The horror of the war of aggression that Vladimir Putin is waging against Ukraine is real.

But the fight is also fought with digital means.

In this, the international hacker collective Anonymous has positioned itself clearly and last Thursday evening declared the cyber war on the Russian government via Twitter: "The Anonymous collective is officially in cyber war against the Russian government."

Earlier, the government of Ukraine approached Ukrainian hackers and asked them to volunteer in the country's cyber defense.

But recent actions by Anonymous go beyond protecting Ukraine's digital infrastructure and espionage contracts.

They are aimed at the communication of Russian authorities.

Attacks on RT and Gazprom

Several Russian government websites, such as those of the Kremlin, the government and the Ministry of Defense, were no longer accessible over the weekend.

The sites were still unavailable on Monday.

The reason for this is probably an excessive number of artificially controlled access attempts, so-called DDoS attacks, which lead to overloading and the collapse of the website.

Anonymous published email data from employees of various ministries on Twitter.

However, the message was soon deleted, presumably at the instigation of Twitter itself.

The hacker group reports a number of other attacks on media such as Russia Today, various banks and the energy company Gazprom, disrupting television programs, the gas supply of a telecommunications company and even interfering with military communications.

Whether Anonymous is actually behind all this cannot be confirmed.

Furthermore, on Saturday the collective published internal documents of the Belarusian arms manufacturer Tetraedr, which is said to be close to Putin.

On Monday night, Anonymous justified the fight as a commitment to those oppressed by Putin.

No one deserves to be mugged at the whim of a madman, or to live under censorship and not be able to tell the truth to those in power.

The hacker group with the identifying mark of the white Guy Fawkes mask sees itself as an international association of anonymous private individuals who stand up for freedom of expression on the Internet.

Their communication takes place in encrypted chats and social media.

There the “hacktivists” make their actions public.

The fact that the collective works in a decentralized manner and without a clear hierarchy makes it difficult to verify the user accounts that belong to Anonymous.

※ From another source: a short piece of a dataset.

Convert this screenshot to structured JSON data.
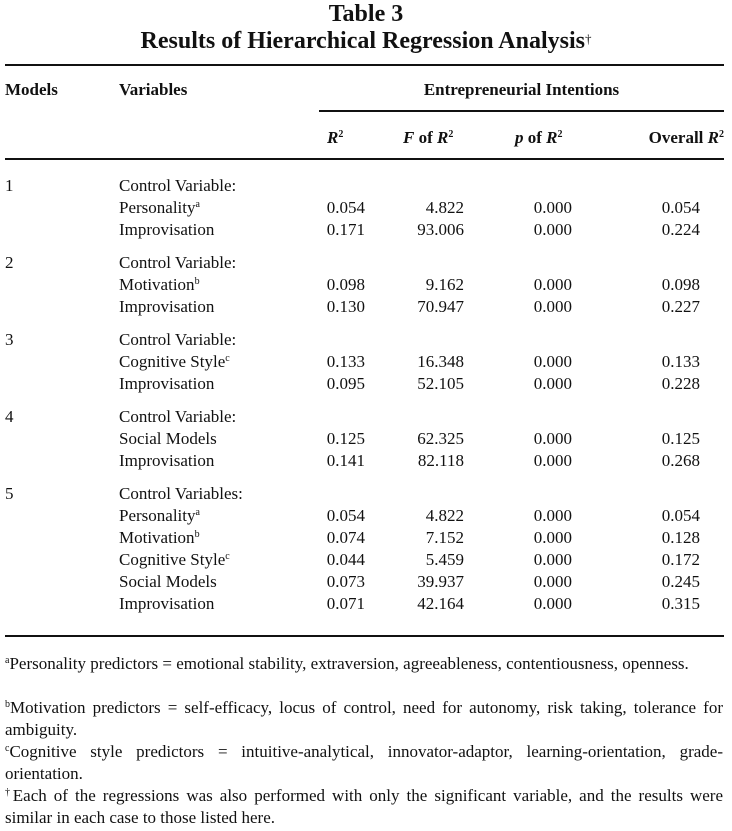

The actions of Anonymous are likely to come across the Russian security authorities because their secret services are considered to be extremely digitally savvy.

Especially since the Crimean invasion in 2014, many of the cyber attacks on Ukrainian computers and websites have been traced back to Russian secret services.

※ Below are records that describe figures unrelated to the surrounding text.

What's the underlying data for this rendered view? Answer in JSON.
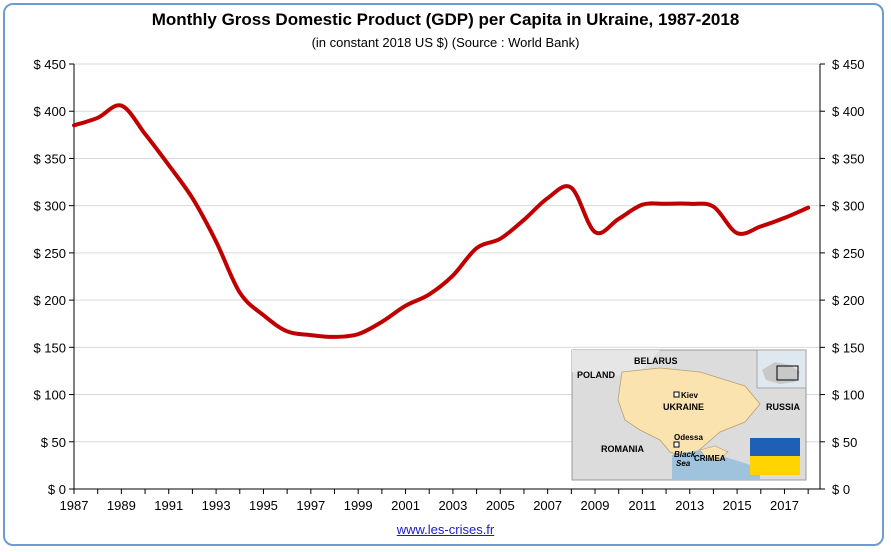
{
  "title": "Monthly Gross Domestic Product (GDP) per Capita in Ukraine, 1987-2018",
  "subtitle": "(in constant 2018 US $) (Source : World Bank)",
  "footer": "www.les-crises.fr",
  "map": {
    "labels": [
      "BELARUS",
      "POLAND",
      "UKRAINE",
      "RUSSIA",
      "ROMANIA",
      "Kiev",
      "Odessa",
      "Black",
      "Sea",
      "CRIMEA"
    ],
    "flag_colors": [
      "#1f5fb5",
      "#ffd400"
    ]
  },
  "colors": {
    "line": "#c00000",
    "grid": "#d9d9d9",
    "frame": "#6f9bd0",
    "map_ukraine": "#fbe3b0",
    "map_land": "#dcdcdc",
    "map_sea": "#9fc3dc"
  },
  "chart_data": {
    "type": "line",
    "title": "Monthly Gross Domestic Product (GDP) per Capita in Ukraine, 1987-2018",
    "subtitle": "(in constant 2018 US $) (Source : World Bank)",
    "xlabel": "",
    "ylabel": "",
    "xlim": [
      1987,
      2018.5
    ],
    "ylim": [
      0,
      450
    ],
    "grid": true,
    "y_ticks": [
      0,
      50,
      100,
      150,
      200,
      250,
      300,
      350,
      400,
      450
    ],
    "y_tick_labels": [
      "$ 0",
      "$ 50",
      "$ 100",
      "$ 150",
      "$ 200",
      "$ 250",
      "$ 300",
      "$ 350",
      "$ 400",
      "$ 450"
    ],
    "x_ticks": [
      1987,
      1989,
      1991,
      1993,
      1995,
      1997,
      1999,
      2001,
      2003,
      2005,
      2007,
      2009,
      2011,
      2013,
      2015,
      2017
    ],
    "x_tick_labels": [
      "1987",
      "1989",
      "1991",
      "1993",
      "1995",
      "1997",
      "1999",
      "2001",
      "2003",
      "2005",
      "2007",
      "2009",
      "2011",
      "2013",
      "2015",
      "2017"
    ],
    "series": [
      {
        "x": [
          1987,
          1988,
          1989,
          1990,
          1991,
          1992,
          1993,
          1994,
          1995,
          1996,
          1997,
          1998,
          1999,
          2000,
          2001,
          2002,
          2003,
          2004,
          2005,
          2006,
          2007,
          2008,
          2009,
          2010,
          2011,
          2012,
          2013,
          2014,
          2015,
          2016,
          2017,
          2018
        ],
        "values": [
          385,
          393,
          406,
          376,
          343,
          308,
          262,
          208,
          184,
          167,
          163,
          161,
          164,
          177,
          194,
          206,
          226,
          255,
          265,
          285,
          308,
          319,
          272,
          286,
          301,
          302,
          302,
          299,
          271,
          278,
          287,
          298
        ]
      }
    ]
  }
}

Even after the Russian invasion of Ukraine, Internet disruptions increased, especially on Ukrainian government websites, and the HermeticWiper malware was also found on hundreds of computers.

There was also a reaction to the current attacks by Anonymous: From Saturday morning, access to Twitter was partially blocked for Russian users, and then from Sunday also to Facebook.

The Russian hacker group Conti announced counterattacks in the event of military attacks on the Russian infrastructure.

It was announced on Monday that the Facebook accounts of well-known people in Ukraine had been hacked.

In this "cyber war", which the invasion of Ukraine also represents, no one has yet gained the upper hand.